On Mon, 28 Oct 2024 13:53:58 GMT, Jorn Vernee <jver...@openjdk.org> wrote:

> There is a subtle race in `UpcallLinker::on_exit` between copying of the old 
> frame anchor back into place, and the GC. Since this copy is not atomic, it 
> may briefly appear as if a thread has no last Java frame, while still in the 
> `_thread_in_native` state, which leads to the GC skipping processing of any 
> active Java frames.
> 
> This code was originally adapted from `JavaCallWrapper::!JavaCallWrapper` - 
> the JNI mechanism for upcalls - but in that case the frame anchor copy 
> happens in the `_thread_in_vm` state, which means the GC will wait for the 
> thread to get to a safepoint.
> 
> The solution proposed here is to do the frame anchor copy in the java thread 
> state, before transitioning  back to the native state.
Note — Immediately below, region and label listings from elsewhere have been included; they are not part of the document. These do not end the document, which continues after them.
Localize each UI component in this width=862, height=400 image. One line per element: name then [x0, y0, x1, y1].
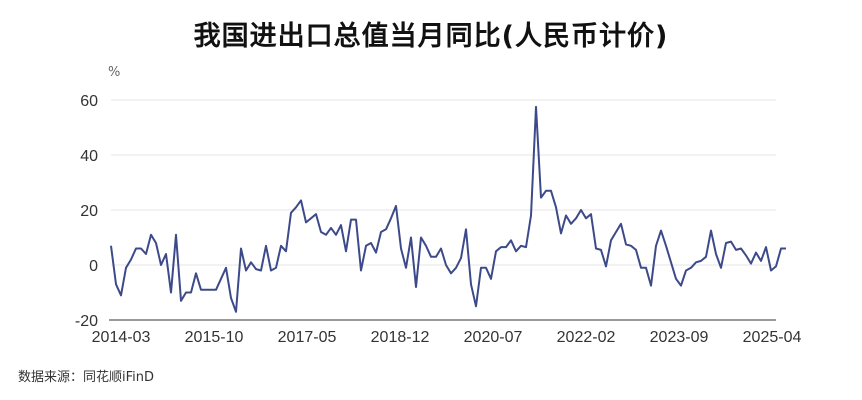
y-tick-label: 40 — [80, 148, 98, 165]
x-axis-ticks: 2014-03 2015-10 2017-05 2018-12 2020-07 2022-… — [92, 329, 802, 346]
x-tick-label: 2015-10 — [185, 329, 244, 346]
x-tick-label: 2020-07 — [464, 329, 523, 346]
x-tick-label: 2025-04 — [743, 329, 802, 346]
y-axis-ticks: -20 0 20 40 60 — [75, 93, 98, 330]
x-tick-label: 2018-12 — [371, 329, 430, 346]
y-tick-label: -20 — [75, 313, 98, 330]
y-tick-label: 0 — [89, 258, 98, 275]
y-tick-label: 20 — [80, 203, 98, 220]
x-tick-label: 2023-09 — [650, 329, 709, 346]
chart-title: 我国进出口总值当月同比(人民币计价) — [193, 21, 669, 52]
data-source-note: 数据来源：同花顺iFinD — [18, 370, 155, 385]
x-tick-label: 2022-02 — [557, 329, 616, 346]
y-tick-label: 60 — [80, 93, 98, 110]
y-axis-unit: % — [108, 65, 121, 80]
gridlines — [111, 99, 776, 266]
x-tick-label: 2017-05 — [278, 329, 337, 346]
series-line — [110, 105, 786, 313]
x-tick-label: 2014-03 — [92, 329, 151, 346]
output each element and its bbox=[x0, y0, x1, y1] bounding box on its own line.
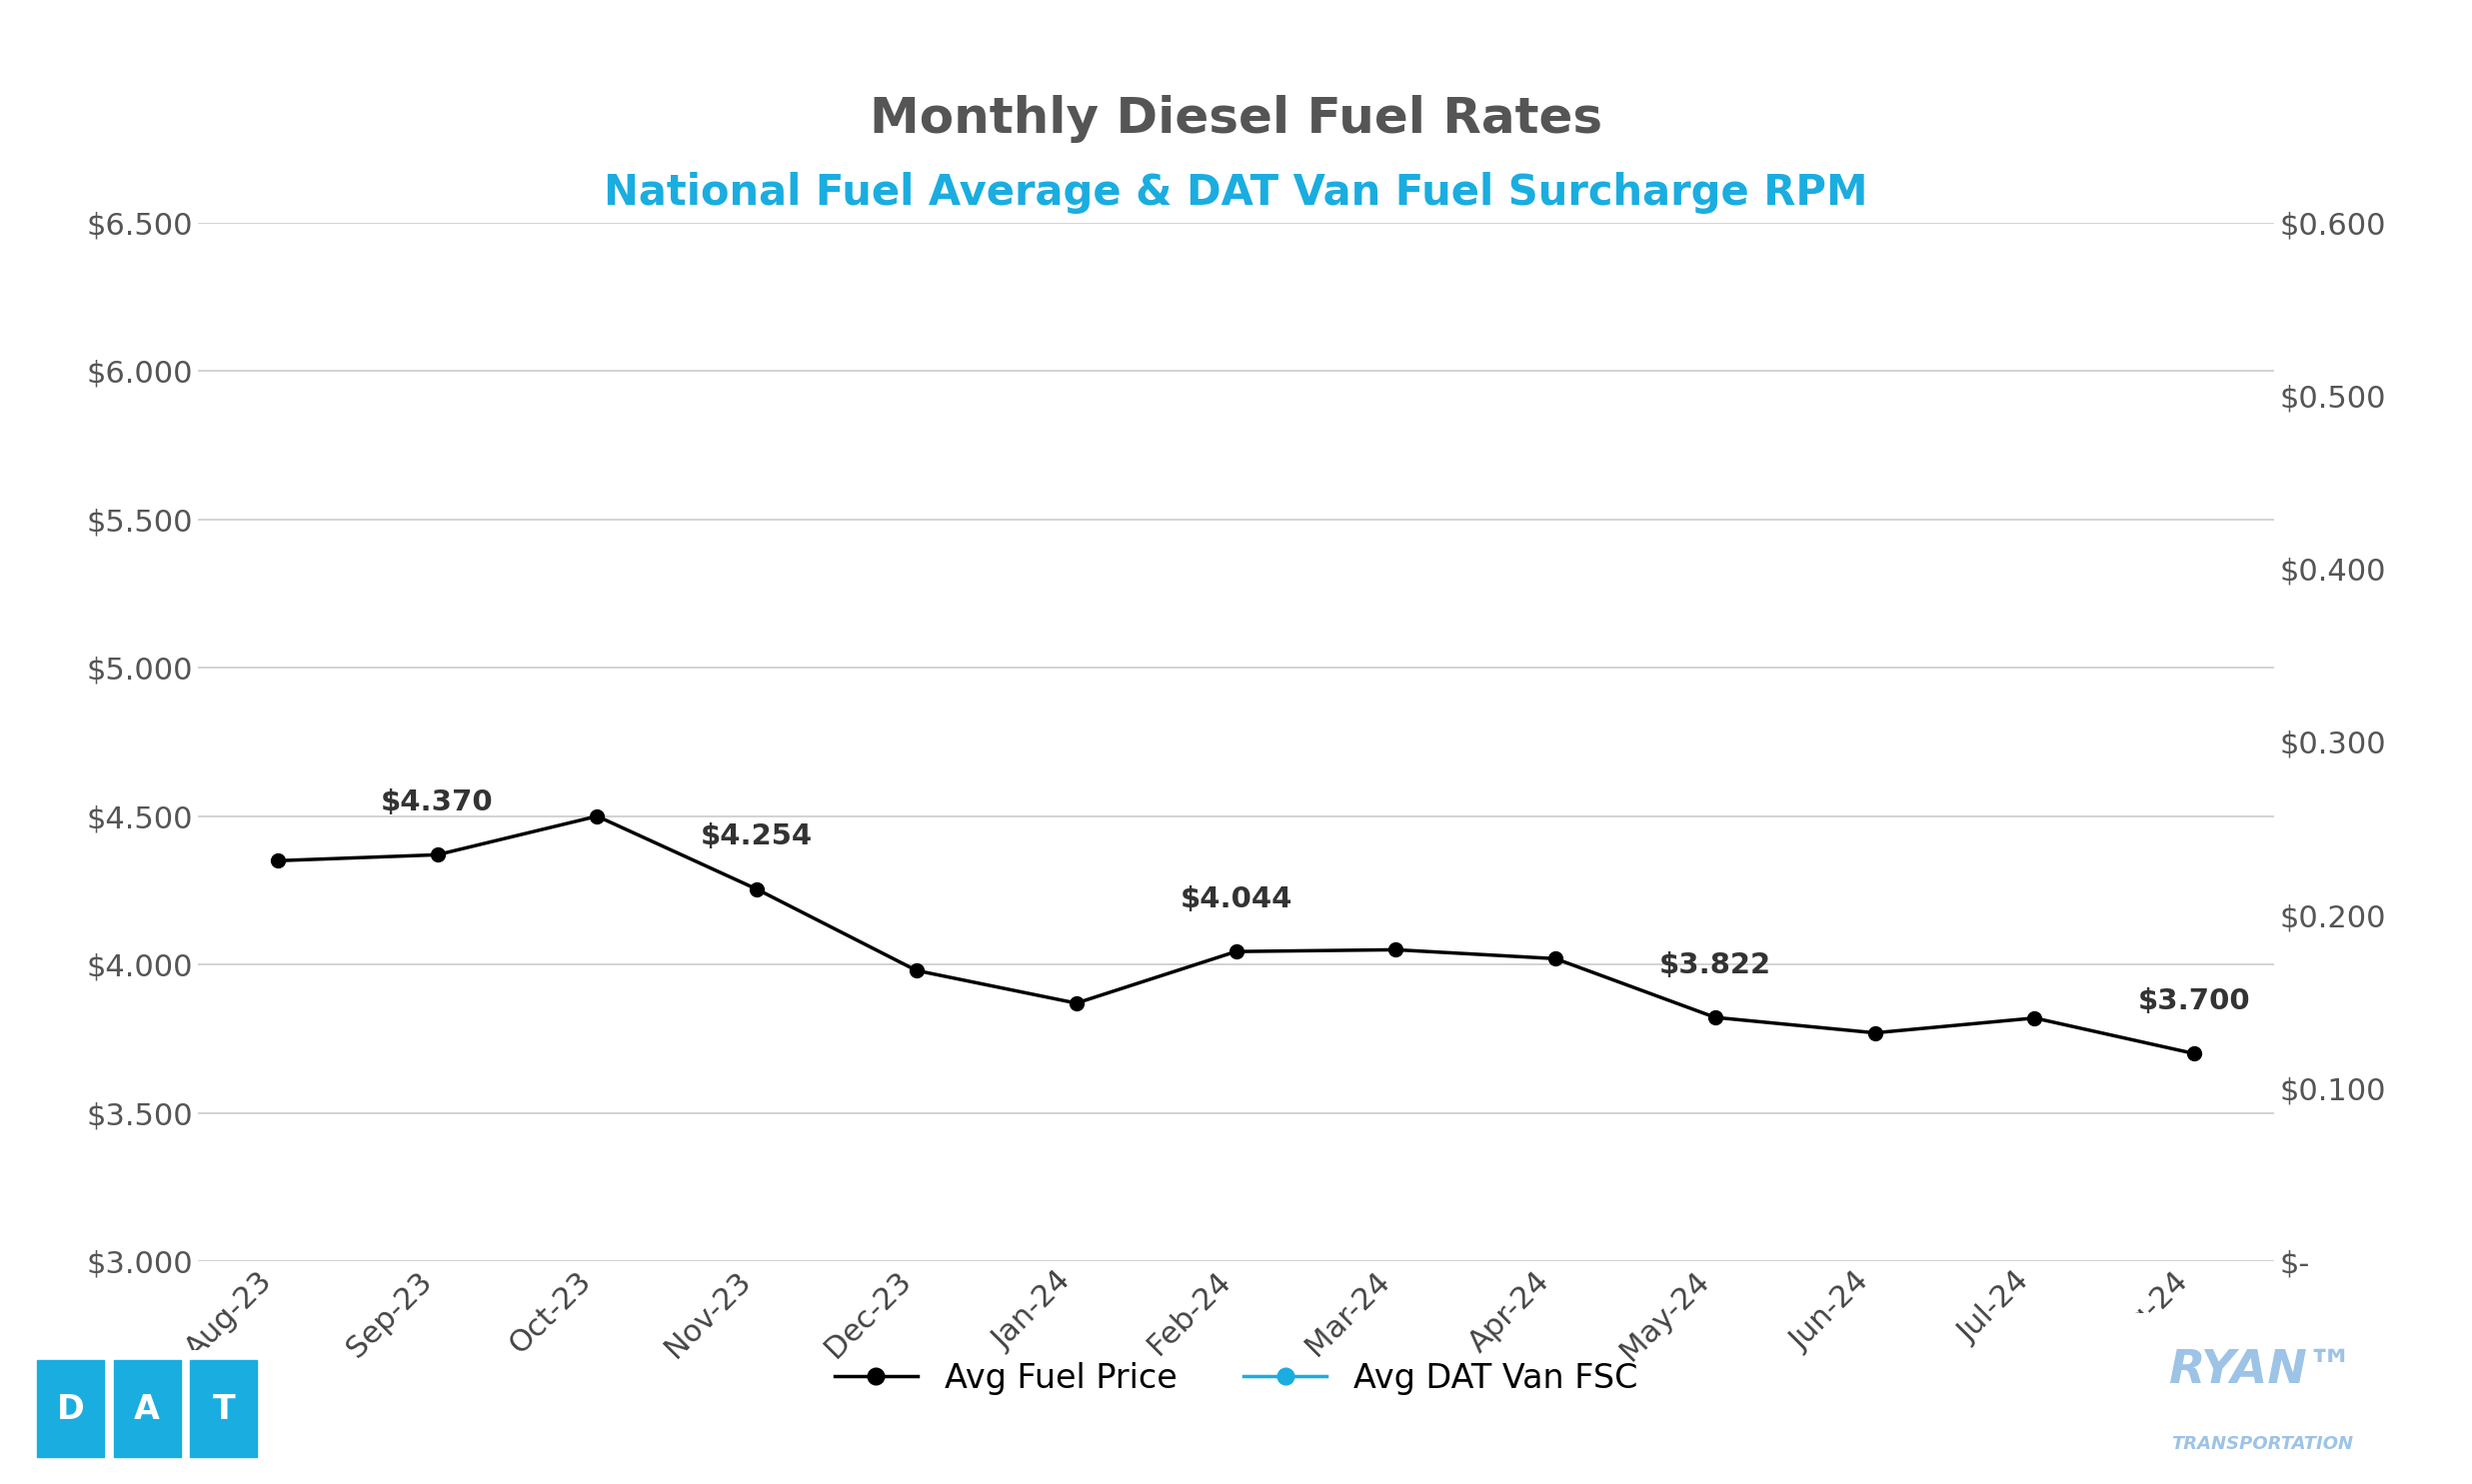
Avg Fuel Price bbox=[262, 852, 292, 870]
Legend: Avg Fuel Price, Avg DAT Van FSC: Avg Fuel Price, Avg DAT Van FSC bbox=[821, 1349, 1651, 1408]
Avg Fuel Price bbox=[1382, 941, 1412, 959]
Avg Fuel Price bbox=[2180, 1045, 2210, 1063]
Text: $3.822: $3.822 bbox=[1659, 951, 1772, 979]
Avg Fuel Price bbox=[2020, 1009, 2049, 1027]
Avg Fuel Price bbox=[1701, 1009, 1730, 1027]
Text: $4.044: $4.044 bbox=[1179, 884, 1293, 913]
Avg Fuel Price bbox=[583, 807, 613, 825]
Text: $3.700: $3.700 bbox=[2138, 987, 2250, 1015]
Avg Fuel Price bbox=[1221, 942, 1251, 960]
Avg Fuel Price bbox=[1060, 994, 1090, 1012]
Text: RYAN™: RYAN™ bbox=[2170, 1347, 2353, 1393]
Avg Fuel Price bbox=[902, 962, 932, 979]
Text: $4.254: $4.254 bbox=[700, 822, 813, 850]
Text: Monthly Diesel Fuel Rates: Monthly Diesel Fuel Rates bbox=[870, 95, 1602, 142]
Avg Fuel Price bbox=[1540, 950, 1570, 968]
Text: T: T bbox=[213, 1393, 235, 1426]
Text: $4.370: $4.370 bbox=[381, 788, 494, 816]
Text: D: D bbox=[57, 1393, 84, 1426]
Avg Fuel Price bbox=[1859, 1024, 1889, 1042]
Line: Avg Fuel Price: Avg Fuel Price bbox=[269, 809, 2203, 1061]
Text: TRANSPORTATION: TRANSPORTATION bbox=[2170, 1435, 2353, 1453]
Text: A: A bbox=[133, 1393, 161, 1426]
Avg Fuel Price bbox=[423, 846, 452, 864]
Bar bbox=[114, 1359, 180, 1457]
Text: National Fuel Average & DAT Van Fuel Surcharge RPM: National Fuel Average & DAT Van Fuel Sur… bbox=[603, 172, 1869, 214]
Bar bbox=[37, 1359, 104, 1457]
Bar bbox=[190, 1359, 257, 1457]
Avg Fuel Price bbox=[742, 880, 771, 898]
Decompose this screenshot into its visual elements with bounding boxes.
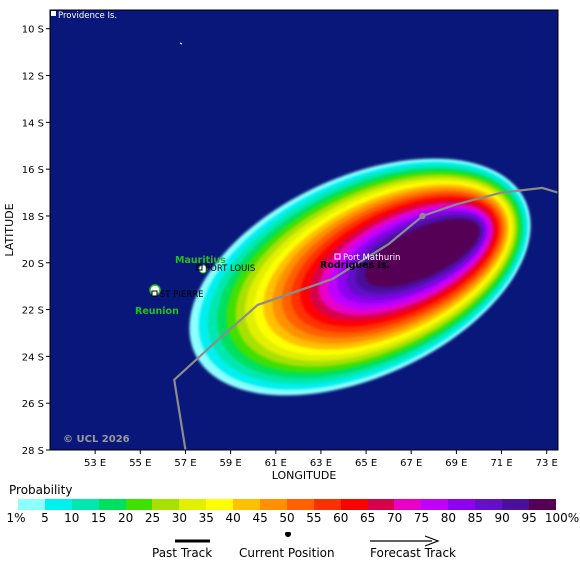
place-port-louis: PORT LOUIS (205, 264, 255, 274)
lon-tick-label: 63 E (310, 458, 332, 469)
lat-tick-label: 20 S (22, 259, 44, 270)
colorbar-label: 80 (440, 511, 457, 525)
colorbar-label: 90 (494, 511, 510, 525)
copyright-label: © UCL 2026 (63, 434, 130, 445)
colorbar-swatch (448, 499, 476, 510)
track-key: Past Track Current Position Forecast Tra… (0, 532, 580, 566)
island-reunion: Reunion (135, 306, 179, 317)
land-features (51, 11, 341, 297)
probability-contour (364, 219, 480, 287)
colorbar-swatch (475, 499, 503, 510)
place-port-mathurin: Port Mathurin (343, 253, 400, 263)
colorbar-label: 60 (333, 511, 349, 525)
colorbar-swatch (206, 499, 234, 510)
colorbar-swatch (394, 499, 422, 510)
colorbar-swatch (502, 499, 529, 510)
lon-tick-label: 73 E (536, 458, 558, 469)
colorbar-labels: 1% 5 10 15 20 25 30 35 40 45 50 55 60 65 70 75 80 85 90 95 1… (0, 511, 580, 525)
colorbar-label: 100% (544, 511, 580, 525)
strike-probability-map: 53 E 55 E 57 E 59 E 61 E 63 E 65 E 67 E 69 E 71 E… (3, 9, 559, 480)
current-position-swatch (285, 532, 291, 537)
lon-tick-label: 53 E (84, 458, 106, 469)
colorbar-swatch (179, 499, 207, 510)
colorbar-label: 15 (91, 511, 107, 525)
colorbar-label: 75 (413, 511, 430, 525)
lon-tick-label: 71 E (490, 458, 512, 469)
colorbar-label: 65 (360, 511, 376, 525)
y-axis-title: LATITUDE (3, 203, 16, 256)
lon-tick-label: 61 E (265, 458, 287, 469)
past-track-label: Past Track (152, 546, 213, 560)
lat-tick-label: 26 S (22, 399, 44, 410)
colorbar-label: 50 (279, 511, 295, 525)
colorbar-label: 95 (521, 511, 537, 525)
lat-tick-label: 24 S (22, 352, 44, 363)
lon-tick-label: 69 E (445, 458, 467, 469)
mauritius-island (198, 264, 208, 274)
colorbar-label: 1% (6, 511, 26, 525)
colorbar-label: 40 (225, 511, 241, 525)
colorbar-label: 20 (117, 511, 134, 525)
forecast-arrow-icon (424, 535, 440, 547)
colorbar-swatch (98, 499, 126, 510)
lat-tick-label: 18 S (22, 212, 44, 223)
probability-swath (189, 158, 531, 396)
place-st-pierre: ST PIERRE (160, 290, 203, 300)
lon-tick-label: 67 E (400, 458, 422, 469)
port-louis-marker (196, 264, 203, 271)
colorbar-swatch (233, 499, 261, 510)
legend-title: Probability (9, 483, 73, 497)
colorbar-label: 35 (198, 511, 214, 525)
colorbar-swatch (286, 499, 314, 510)
forecast-track-line (173, 186, 558, 450)
colorbar-label: 10 (64, 511, 80, 525)
providence-marker (51, 11, 56, 16)
lat-tick-label: 12 S (22, 72, 44, 83)
colorbar-swatch (44, 499, 72, 510)
x-axis-title: LONGITUDE (272, 469, 337, 480)
probability-colorbar (18, 499, 556, 510)
colorbar-swatch (367, 499, 395, 510)
colorbar-label: 70 (386, 511, 403, 525)
colorbar-swatch (125, 499, 153, 510)
colorbar-label: 30 (171, 511, 188, 525)
lat-tick-label: 16 S (22, 165, 44, 176)
lon-tick-label: 57 E (174, 458, 196, 469)
port-mathurin-marker (334, 253, 341, 260)
plot-frame (49, 9, 559, 451)
lat-tick-label: 14 S (22, 118, 44, 129)
place-providence: Providence Is. (58, 11, 117, 21)
colorbar-label: 55 (306, 511, 322, 525)
colorbar-swatch (421, 499, 449, 510)
forecast-track-label: Forecast Track (370, 546, 456, 560)
island-rodrigues: Rodrigues Is. (320, 260, 390, 271)
colorbar-swatch (260, 499, 287, 510)
colorbar-swatch (313, 499, 341, 510)
storm-track (173, 186, 558, 450)
colorbar-label: 45 (252, 511, 268, 525)
island-speck (179, 42, 183, 45)
lat-tick-label: 28 S (22, 446, 44, 457)
lon-tick-label: 65 E (355, 458, 377, 469)
current-position-marker (419, 212, 426, 220)
colorbar-swatch (528, 499, 556, 510)
lat-tick-label: 10 S (22, 25, 44, 36)
axis-ticks: 53 E 55 E 57 E 59 E 61 E 63 E 65 E 67 E 69 E 71 E… (22, 25, 558, 469)
colorbar-label: 85 (467, 511, 483, 525)
colorbar-swatch (152, 499, 180, 510)
current-position-label: Current Position (239, 546, 335, 560)
lon-tick-label: 55 E (129, 458, 151, 469)
colorbar-swatch (71, 499, 99, 510)
st-pierre-marker (151, 290, 158, 297)
lon-tick-label: 59 E (220, 458, 242, 469)
colorbar-swatch (18, 499, 45, 510)
colorbar-swatch (340, 499, 368, 510)
colorbar-label: 5 (41, 511, 49, 525)
lat-tick-label: 22 S (22, 306, 44, 317)
colorbar-label: 25 (144, 511, 161, 525)
island-mauritius: Mauritius (175, 255, 226, 266)
probability-legend: Probability 1% 5 10 15 20 25 30 35 40 45 50 55 60 65 7… (0, 480, 580, 569)
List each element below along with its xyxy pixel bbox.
The java thread state, 
> like the vm thread state, is also 'safe' i.e. the GC will wait for the thread 
> to get to a safepoint, so we can safely do our non-atomic copy of the frame 
> anchor.
> 
> Additionally, this PR resolves a similar issue in `on_entry`, by moving the 
> clearing of the pending exception (in case native code use a JNI API and 
> didn't handle the exception afterwards). We now also skip checking for async 
> exceptions when transitioning from native to java, so we don't immediately 
> clear them. Any async exceptions will be picked up at the next safepoint 
> instead.
> 
> Special thanks to @stefank and @fisk for finding the root cause, and 
> @jaikiran for testing and debugging.
> 
> Testing: tier 1-4, 20k runs of the failing test on linux-aarch64.

lgtm.

Would be nice if if we could assert that we are not in native or blocked when 
touching the oops as well. Similarly to modifications of the frame anchor. But 
I agree that it should be done separately.

-------------

Marked as reviewed by aboldtch (Reviewer).